Core inflation, which excludes volatile food and energy prices, rose 1.2% year-on-year in December, unchanged from the previous month's reading. Gold jewelry remained an interesting category of goods included in the statistics. Prices in China rose 68.5% year-on-year in December, illustrating the speculative frenzy for the precious metal that has gripped the country and extends far beyond bars and coins.
Producer prices (so-called PPI inflation) fell by 1.9% in December compared to the previous year. The reading was better than the 2% withdrawal forecast and represented a marked slowdown from -2.2% in November, but producer deflation has persisted in China for more than three years. In other words, goods become cheaper when they leave the plant gate.

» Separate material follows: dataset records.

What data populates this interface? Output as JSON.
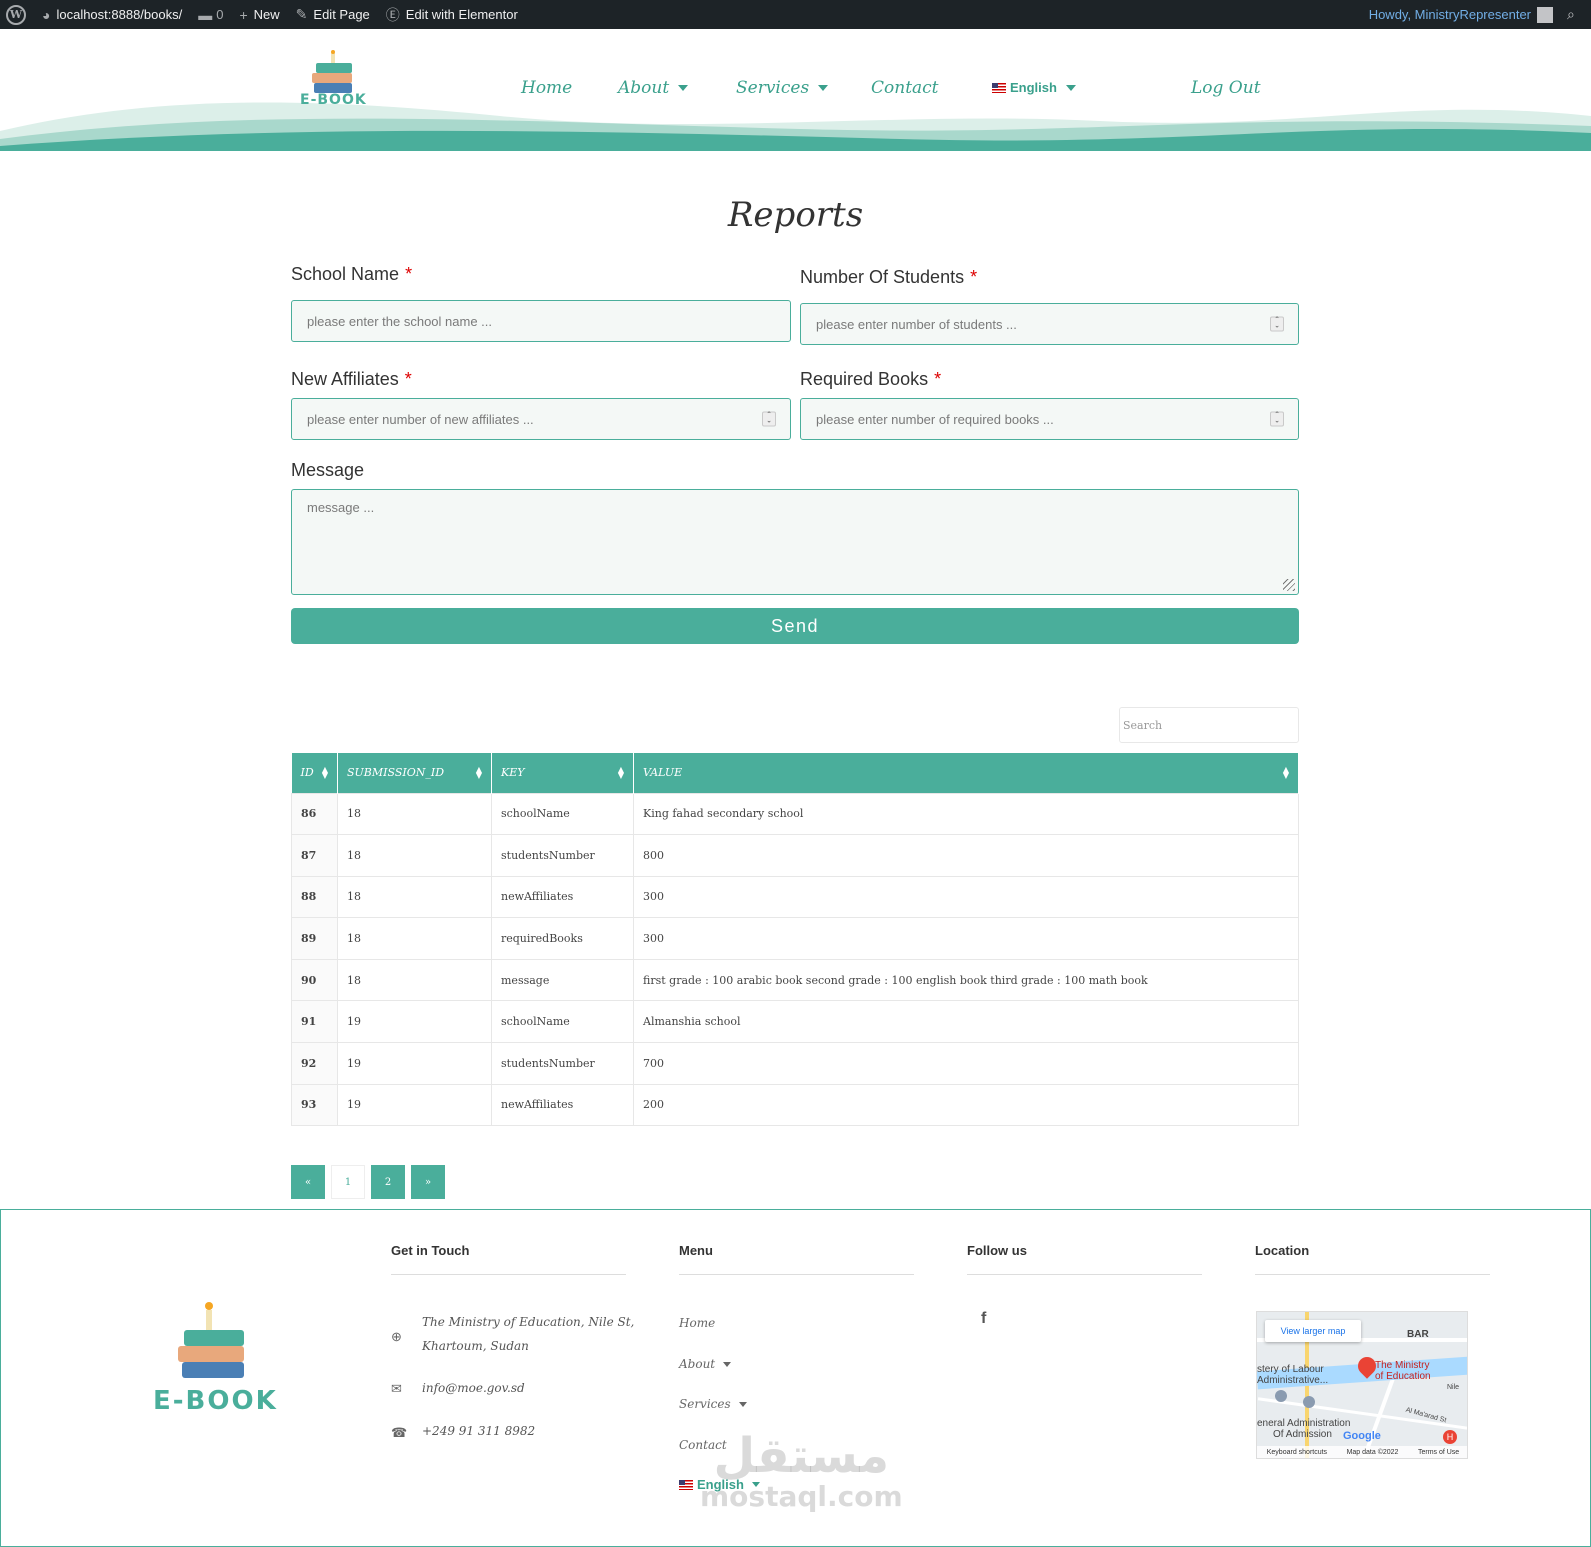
{
  "adminbar": {
    "url": "localhost:8888/books/",
    "comments_count": "0",
    "new_label": "New",
    "edit_page_label": "Edit Page",
    "elementor_label": "Edit with Elementor",
    "howdy": "Howdy, MinistryRepresenter"
  },
  "header": {
    "logo_text": "E-BOOK",
    "nav": [
      {
        "label": "Home"
      },
      {
        "label": "About"
      },
      {
        "label": "Services"
      },
      {
        "label": "Contact"
      },
      {
        "label": "English"
      },
      {
        "label": "Log Out"
      }
    ]
  },
  "page": {
    "title": "Reports"
  },
  "form": {
    "school_name": {
      "label": "School Name",
      "placeholder": "please enter the school name ..."
    },
    "students": {
      "label": "Number Of Students",
      "placeholder": "please enter number of students ..."
    },
    "affiliates": {
      "label": "New Affiliates",
      "placeholder": "please enter number of new affiliates ..."
    },
    "books": {
      "label": "Required Books",
      "placeholder": "please enter number of required books ..."
    },
    "message": {
      "label": "Message",
      "placeholder": "message ..."
    },
    "required_mark": "*",
    "send_label": "Send"
  },
  "table": {
    "search_placeholder": "Search",
    "headers": [
      "ID",
      "SUBMISSION_ID",
      "KEY",
      "VALUE"
    ],
    "rows": [
      {
        "id": "86",
        "submission": "18",
        "key": "schoolName",
        "value": "King fahad secondary school"
      },
      {
        "id": "87",
        "submission": "18",
        "key": "studentsNumber",
        "value": "800"
      },
      {
        "id": "88",
        "submission": "18",
        "key": "newAffiliates",
        "value": "300"
      },
      {
        "id": "89",
        "submission": "18",
        "key": "requiredBooks",
        "value": "300"
      },
      {
        "id": "90",
        "submission": "18",
        "key": "message",
        "value": "first grade : 100 arabic book second grade : 100 english book third grade : 100 math book"
      },
      {
        "id": "91",
        "submission": "19",
        "key": "schoolName",
        "value": "Almanshia school"
      },
      {
        "id": "92",
        "submission": "19",
        "key": "studentsNumber",
        "value": "700"
      },
      {
        "id": "93",
        "submission": "19",
        "key": "newAffiliates",
        "value": "200"
      }
    ]
  },
  "pagination": {
    "prev": "«",
    "pages": [
      "1",
      "2"
    ],
    "next": "»"
  },
  "footer": {
    "logo_text": "E-BOOK",
    "get_in_touch": {
      "title": "Get in Touch",
      "address_line1": "The Ministry of Education, Nile St,",
      "address_line2": "Khartoum, Sudan",
      "email": "info@moe.gov.sd",
      "phone": "+249 91 311 8982"
    },
    "menu": {
      "title": "Menu",
      "items": [
        "Home",
        "About",
        "Services",
        "Contact",
        "English"
      ]
    },
    "follow": {
      "title": "Follow us",
      "facebook": "f"
    },
    "location": {
      "title": "Location",
      "view_larger": "View larger map",
      "place_line1": "The Ministry",
      "place_line2": "of Education",
      "label_labour1": "stery of Labour",
      "label_labour2": "Administrative...",
      "label_admin1": "eneral Administration",
      "label_admin2": "Of Admission",
      "label_bar": "BAR",
      "label_nile": "Nile",
      "label_almaarad": "Al Ma'arad St",
      "google": "Google",
      "keyboard": "Keyboard shortcuts",
      "mapdata": "Map data ©2022",
      "terms": "Terms of Use"
    }
  },
  "watermark": {
    "ar": "مستقل",
    "en": "mostaql.com"
  },
  "colors": {
    "accent": "#4aae9b",
    "adminbar": "#1d2327"
  }
}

Depending on the media, interpretations of the presented data vary. According to Chinese state media agencies, the December inflation readings are evidence that the government's policies aimed at stimulating domestic demand are having a positive impact on the economy.
“CNBC” commented, however, that Beijing's stimulus measures implemented so far, including consumer subsidy programs, have actually done little to stimulate demand and the Chinese are still counting every yuan, fearing about the labor market and the ongoing crisis in the real estate sector.
China's real GDP growth is likely to slow to 4.5% in the fourth quarter, down from 4.8% in the third quarter, according to Bank of America economists. President Xi Jinping declared during the annual meeting with the China People's Political Consultative Conference (CPPCC) that the world's second economy will achieve its growth target of 5% in 2025. However, exports remain its main driving force, while the foundations are crumbling, as evidenced by the lowest level of investment since the late 1990s.